Sibila CLI
In this example we'll see how to use the sibila Command-Line Interface (CLI) to download a GGUF model from the Hugging Face model hub.
We'll then register it in the Models factory, so that it can be easily used with Models.create(). The Models factory is based in a folder where model GGUF format files are stored and two configuration files: "models.json" and "formats.json".
After Doing the above, we'll be able to use this model in Python with two lines:
Let's run sibila CLI to get help:
> sibila --help
usage: sibila [-h] [--version] {models,formats,hub} ...
Sibila CLI tool for managing models and formats.
options:
-h, --help show this help message and exit
--version show program's version number and exit
actions:
Use 'models' and 'formats' to manage, 'hub' to search and download models.
{models,formats,hub} Run 'sibila {command} --help' for specific help.
For help, check https://jndiogo.github.io/sibila/
Sibila CLI has three modes:
- models: to edit a 'models.json' file, create model entries set format, etc.
- formats: to edit a 'formats.json' file, add new formats, etc.
- hub: search and download models from Hugging Face model hub.
Specific help for each mode is available by doing: sibila mode --help
Let's download the Rocket 3B model, a small but capable model, fine-tuned for chat/instruct prompts:
https://huggingface.co/TheBloke/rocket-3B-GGUF
We'll use a "sibila hub -d" command to download to "../../models" folder. We'll get the 4-bit quantization (Q4_K_M):
> sibila hub -d 'TheBloke/rocket-3B-GGUF' -f Q4_K_M -m '../../models'
Searching...
Downloading model 'TheBloke/rocket-3B-GGUF' file 'rocket-3b.Q4_K_M.gguf' to '../../models/rocket-3b.Q4_K_M.gguf'
Download complete.
For information about this and other models, please visit https://huggingface.co
After this command, the "rocket-3b.Q4_K_M.gguf" file has now been downloaded to the "../../models" folder.

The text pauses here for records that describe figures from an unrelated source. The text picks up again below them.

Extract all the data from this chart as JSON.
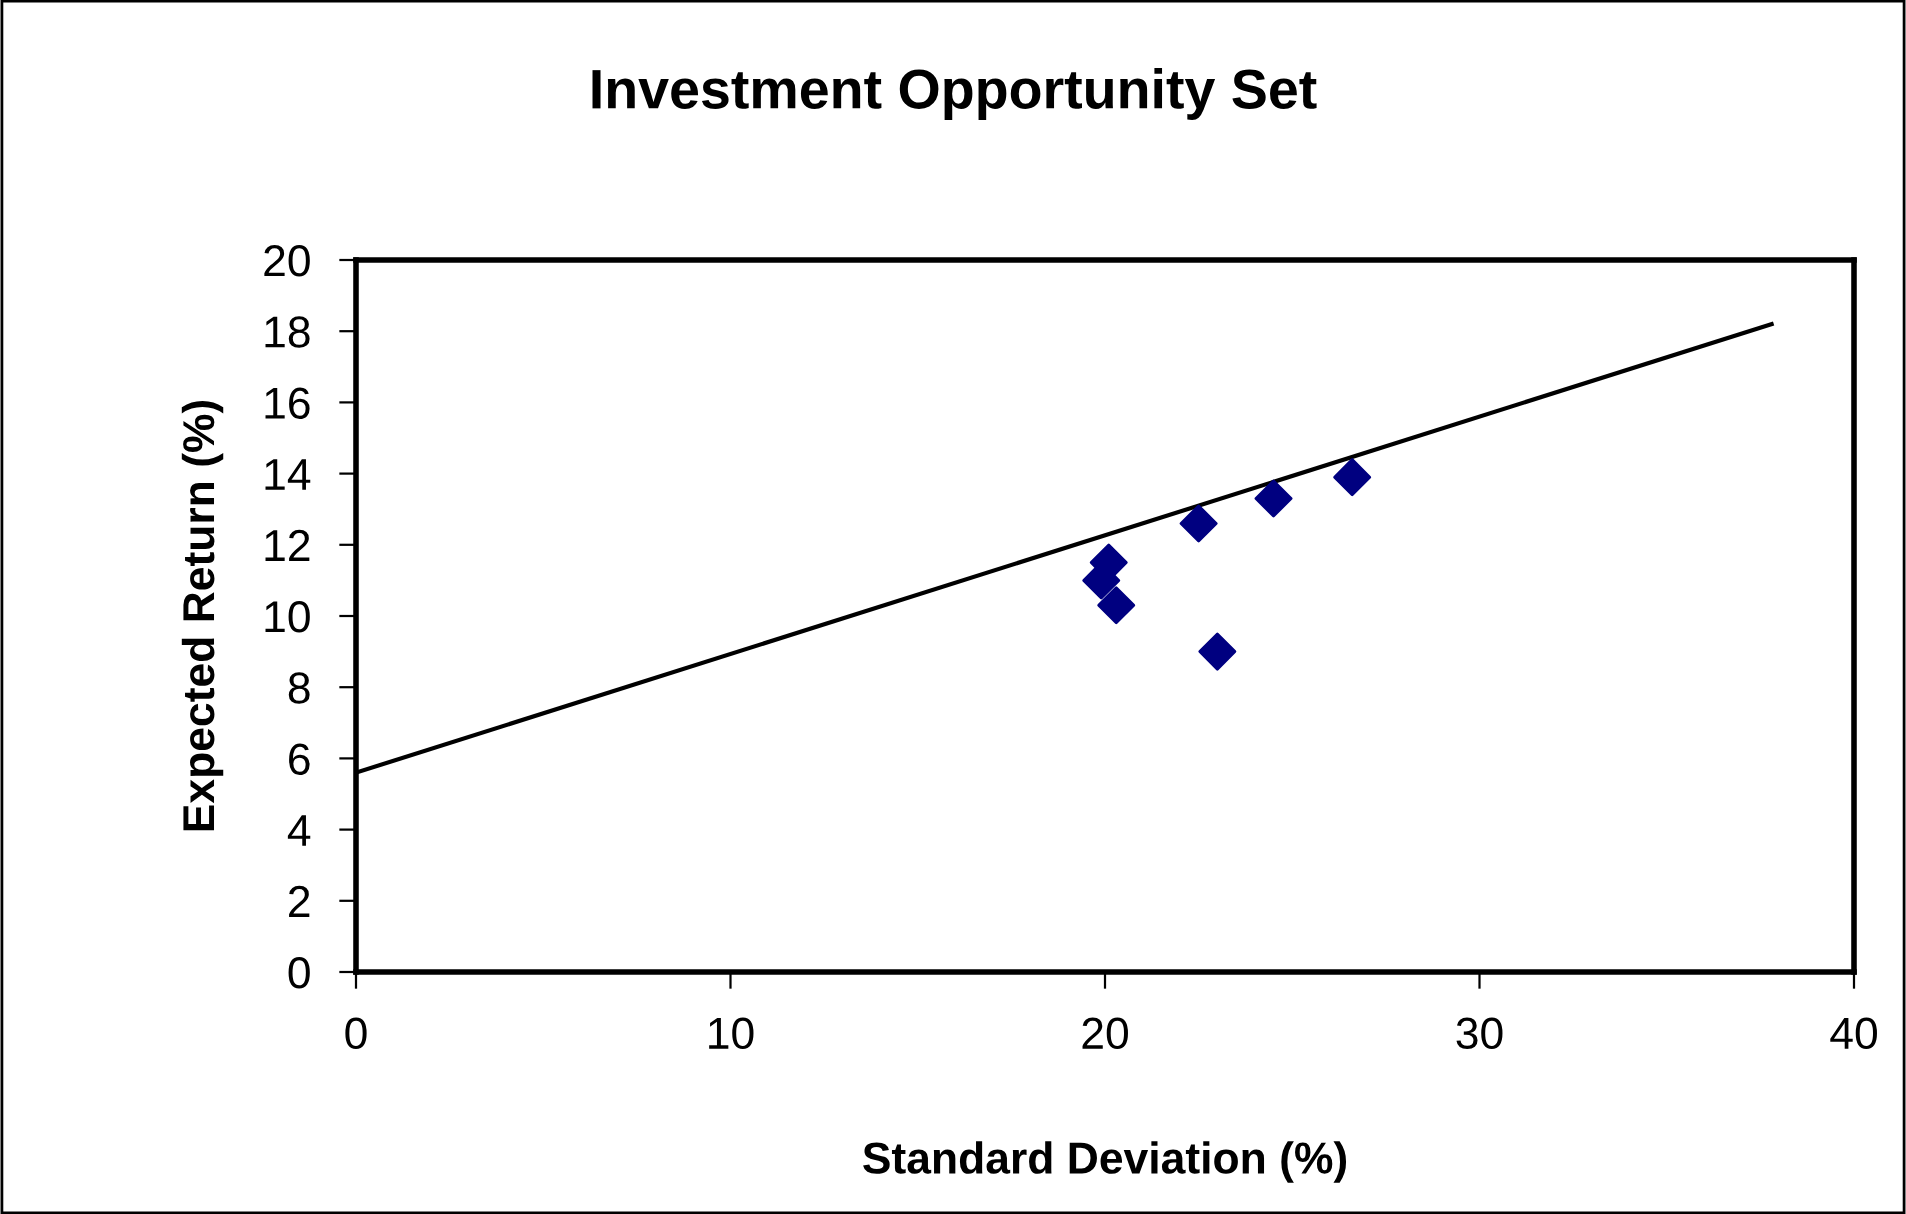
{
  "chart_data": {
    "type": "scatter",
    "title": "Investment Opportunity Set",
    "xlabel": "Standard Deviation (%)",
    "ylabel": "Expected Return (%)",
    "x": [
      20.1,
      19.9,
      20.3,
      22.5,
      23.0,
      24.5,
      26.6
    ],
    "series": [
      {
        "color": "#000080",
        "marker": "diamond",
        "values": [
          11.5,
          11.0,
          10.3,
          12.6,
          9.0,
          13.3,
          13.9
        ]
      },
      {
        "type": "line",
        "color": "#000000",
        "marker": "none",
        "line_style": "solid",
        "x": [
          0,
          37.8
        ],
        "values": [
          5.6,
          18.2
        ]
      }
    ],
    "xlim": [
      0,
      40
    ],
    "xticks": [
      0,
      10,
      20,
      30,
      40
    ],
    "ylim": [
      0,
      20
    ],
    "yticks": [
      0,
      2,
      4,
      6,
      8,
      10,
      12,
      14,
      16,
      18,
      20
    ],
    "grid": false,
    "legend": false
  }
}
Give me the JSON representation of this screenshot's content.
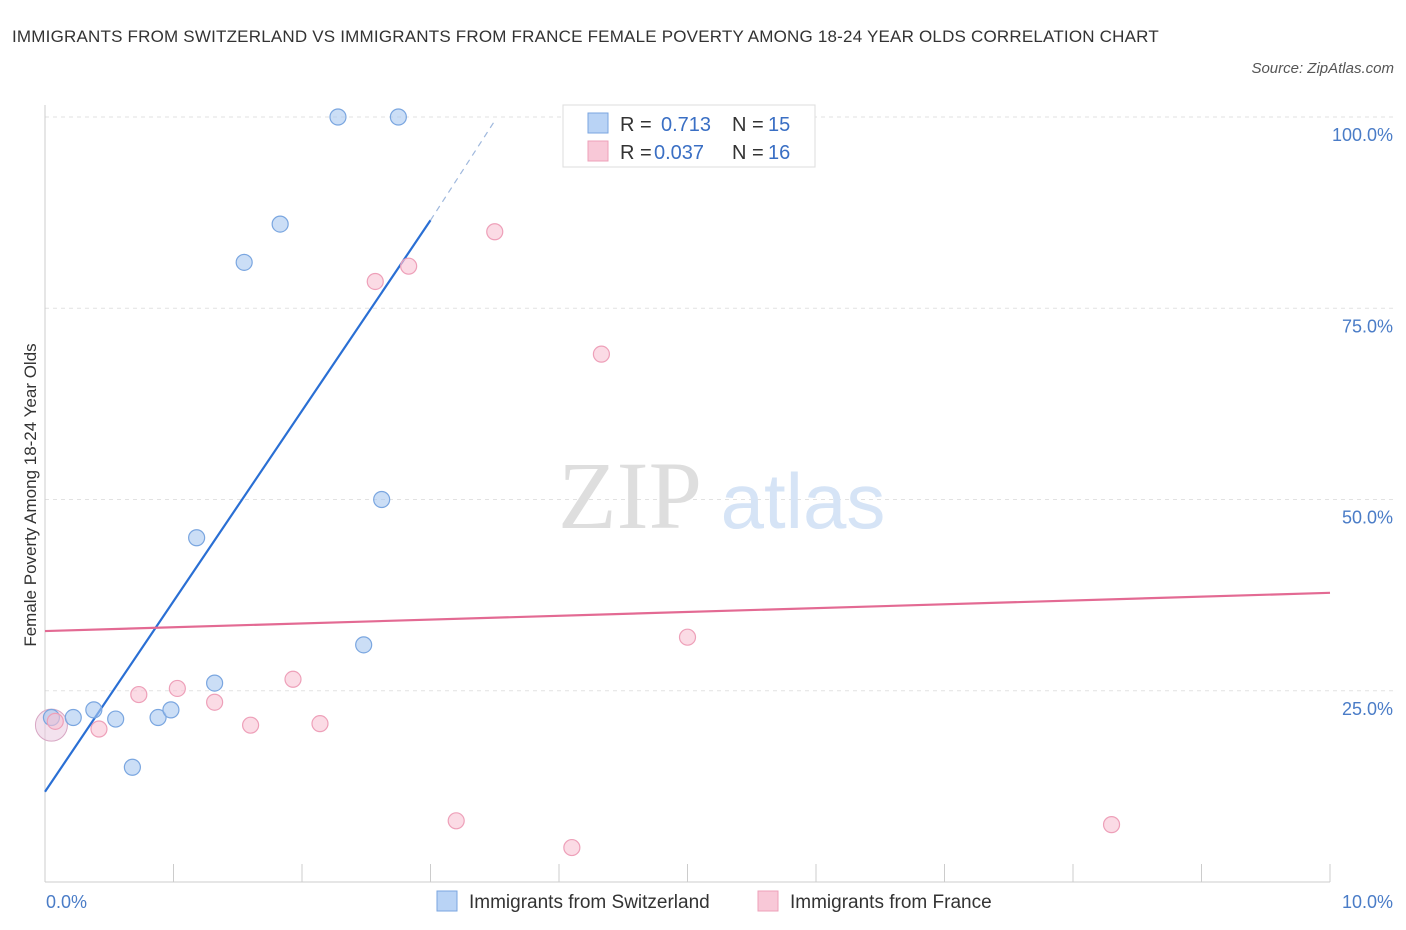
{
  "chart_data": {
    "type": "scatter",
    "title": "IMMIGRANTS FROM SWITZERLAND VS IMMIGRANTS FROM FRANCE FEMALE POVERTY AMONG 18-24 YEAR OLDS CORRELATION CHART",
    "source": "Source: ZipAtlas.com",
    "ylabel": "Female Poverty Among 18-24 Year Olds",
    "xlim": [
      0,
      10
    ],
    "ylim": [
      0,
      100
    ],
    "x_tick_labels": [
      "0.0%",
      "10.0%"
    ],
    "y_ticks": [
      25,
      50,
      75,
      100
    ],
    "y_tick_labels": [
      "25.0%",
      "50.0%",
      "75.0%",
      "100.0%"
    ],
    "watermark": {
      "zip": "ZIP",
      "atlas": "atlas"
    },
    "legend": {
      "r_label": "R =",
      "n_label": "N =",
      "entries": [
        {
          "r": "0.713",
          "n": "15"
        },
        {
          "r": "0.037",
          "n": "16"
        }
      ]
    },
    "series": [
      {
        "name": "Immigrants from Switzerland",
        "color": "#a9c8f0",
        "stroke": "#7aa6e0",
        "line_color": "#2a6fd4",
        "trend": {
          "x0": 0.0,
          "y0": 11.8,
          "x1": 3.0,
          "y1": 86.5,
          "dash_to_x": 3.5,
          "dash_to_y": 99.5
        },
        "points": [
          [
            0.05,
            21.5
          ],
          [
            0.22,
            21.5
          ],
          [
            0.38,
            22.5
          ],
          [
            0.55,
            21.3
          ],
          [
            0.68,
            15.0
          ],
          [
            0.88,
            21.5
          ],
          [
            0.98,
            22.5
          ],
          [
            1.18,
            45.0
          ],
          [
            1.32,
            26.0
          ],
          [
            1.55,
            81.0
          ],
          [
            1.83,
            86.0
          ],
          [
            2.28,
            100.0
          ],
          [
            2.48,
            31.0
          ],
          [
            2.62,
            50.0
          ],
          [
            2.75,
            100.0
          ]
        ]
      },
      {
        "name": "Immigrants from France",
        "color": "#f8c3d3",
        "stroke": "#eea0b9",
        "line_color": "#e36a93",
        "trend": {
          "x0": 0.0,
          "y0": 32.8,
          "x1": 10.0,
          "y1": 37.8
        },
        "points": [
          [
            0.08,
            21.0
          ],
          [
            0.42,
            20.0
          ],
          [
            0.73,
            24.5
          ],
          [
            1.03,
            25.3
          ],
          [
            1.32,
            23.5
          ],
          [
            1.6,
            20.5
          ],
          [
            1.93,
            26.5
          ],
          [
            2.14,
            20.7
          ],
          [
            2.57,
            78.5
          ],
          [
            2.83,
            80.5
          ],
          [
            3.2,
            8.0
          ],
          [
            3.5,
            85.0
          ],
          [
            4.1,
            4.5
          ],
          [
            4.33,
            69.0
          ],
          [
            5.0,
            32.0
          ],
          [
            8.3,
            7.5
          ]
        ]
      }
    ]
  }
}
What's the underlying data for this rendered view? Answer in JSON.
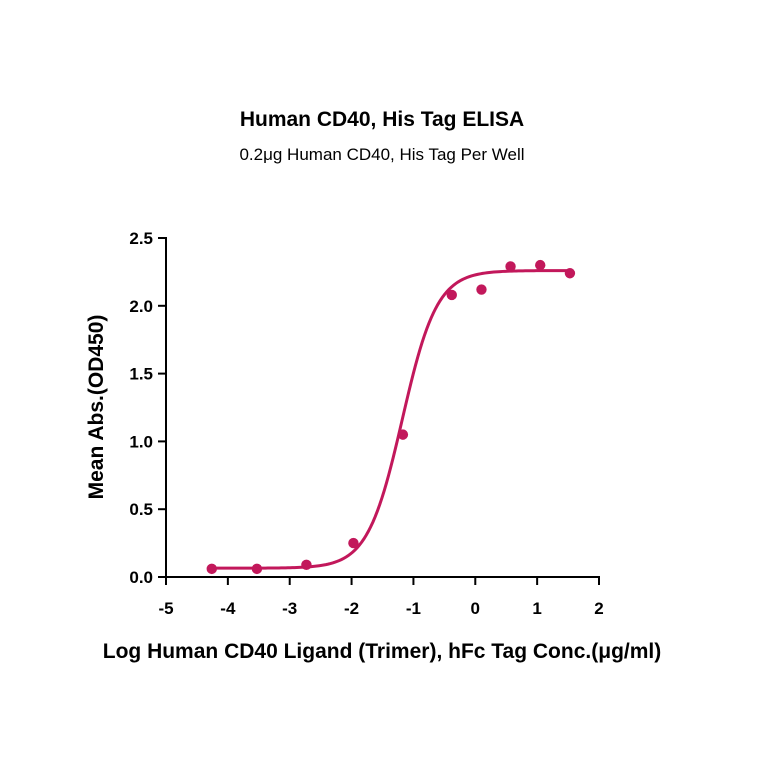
{
  "chart_data": {
    "type": "scatter",
    "title": "Human CD40, His Tag ELISA",
    "subtitle": "0.2μg Human CD40, His Tag Per Well",
    "xlabel": "Log Human CD40 Ligand (Trimer), hFc Tag Conc.(μg/ml)",
    "ylabel": "Mean Abs.(OD450)",
    "xlim": [
      -5,
      2
    ],
    "ylim": [
      0,
      2.5
    ],
    "xticks": [
      "-5",
      "-4",
      "-3",
      "-2",
      "-1",
      "0",
      "1",
      "2"
    ],
    "yticks": [
      "0.0",
      "0.5",
      "1.0",
      "1.5",
      "2.0",
      "2.5"
    ],
    "grid": false,
    "color": "#c2185b",
    "series": [
      {
        "x": [
          -4.26,
          -3.53,
          -2.73,
          -1.97,
          -1.17,
          -0.38,
          0.1,
          0.57,
          1.05,
          1.53
        ],
        "y": [
          0.06,
          0.06,
          0.09,
          0.25,
          1.05,
          2.08,
          2.12,
          2.29,
          2.3,
          2.24
        ],
        "fit": "4PL sigmoid",
        "fit_params": {
          "bottom": 0.065,
          "top": 2.26,
          "logEC50": -1.18,
          "hill": 1.55
        }
      }
    ]
  }
}
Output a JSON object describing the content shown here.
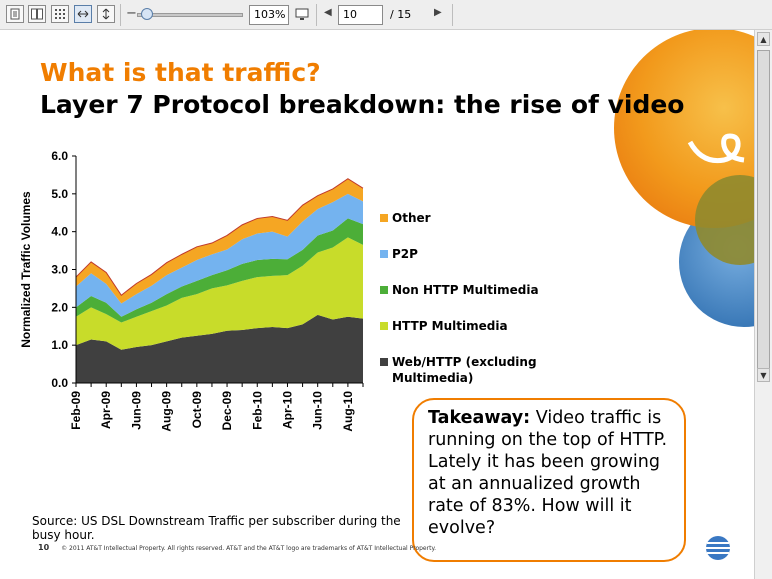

We'll now register it with the Models factory, which is located in the folder to where we downloaded the model.
This can be done by editing the "models.json" file directly or even simpler, with a "sibila models -s" command:
> sibila models -s llamacpp:rocket rocket-3b.Q4_K_M.gguf -m '../../models'
Using models directory '../../models'
Set model 'llamacpp:rocket' with name='rocket-3b.Q4_K_M.gguf' at '/home/jorge/ai/sibila/models/models.json'.
An entry has now been created in "models.json" for this model.
However, we did not set the chat template format - but let's first test if the downloaded GGUF file already includes it in its metadata.
This is done with "sibila models -t":
> sibila models -t llamacpp:rocket -m '../../models'
Using models directory '../../models'
Testing model 'llamacpp:rocket'...
Error: Could not find a suitable chat template format for this model. Without a format, fine-tuned models cannot function properly. See the docs on how you can fix this: either setup the format in Models factory, or provide the chat template in the 'format' arg.
Error. Looks like we need to set the chat template format!
Checking the model's page, we find that it uses the ChatML prompt/chat template, which is great because it's one of the base formats included with Sibila.
So let's set the template format in the "llamacpp:rocket" entry we've just created:
> sibila models -f llamacpp:rocket chatml -m '../../models'
Using models directory '/home/jorge/ai/sibila/models'
Updated model 'llamacpp:rocket' with format 'chatml' at '/home/jorge/ai/sibila/models/models.json'.
Let's now test again:
> sibila models -t llamacpp:rocket -m '../../models'
Using models directory '../../models'
Testing model 'llamacpp:rocket'...
Model 'llamacpp:rocket' was properly created and should run fine.
Great - the model passed the test and should be ready for use.
Let's try using it from Python:
from sibila import Models
Models.setup("../../models") # the folder with models and configs
model = Models.create("llamacpp:rocket") # model name in provider:name format
model("Hello there!")
"Hello! I am an AI language model and I'm here to assist you with your questions or provide information if you have any. I am programmed to be polite and respectful, so please let me know how I can help you today."
Seems to be working - and politely too!